All assets should be disclosed. If crypto assets of a sizable value are not disclosed and their disclosure would have led to a materially different outcome, any settlement agreed between a couple can be set aside with penalties levied against the non-discloser.

How are crypto assets considered by the Court?

Crypto assets fall under the definition of property under the Matrimonial Causes Act 1973. They can therefore be subject to the usual catalogue of options available to the Court when deciding how they should be divided in the context of a divorce. The Court may order they are sold, transferred or a lump sum paid by one party to the other to offset against their value, in the same manner as any other asset.
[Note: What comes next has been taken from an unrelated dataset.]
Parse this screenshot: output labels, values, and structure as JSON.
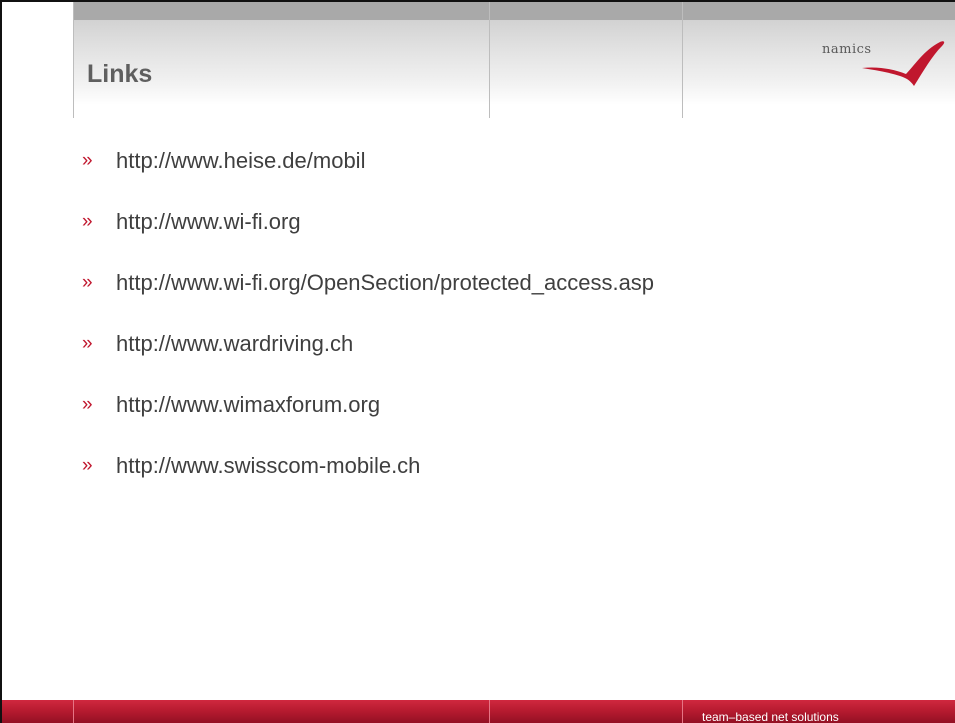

If one party is concerned that crypto assets may be dissipated then a freezing injunction can still be pursued in relation to the assets, although, given the intangible nature of cryptocurrency and the speed at which they can be disposed of, there can be further complications and expert legal advice should be taken without delay.

When crypto assets are being considered as part of a financial settlement, expert accountancy advice may also be required because they can be subject to CGT, inheritance tax and income derived from them can be subject to income tax.

Conclusion

At first glance, the prospect of having to consider crypto assets in divorce may seem daunting or be perceived as unknown territory, the reality is they are assets that are frequently having to be taken into account and will continue to feature in many divorces. As long as appropriate expert advice is sought to help navigate the process, the existence of crypto assets in proceedings should not be a cause for concern.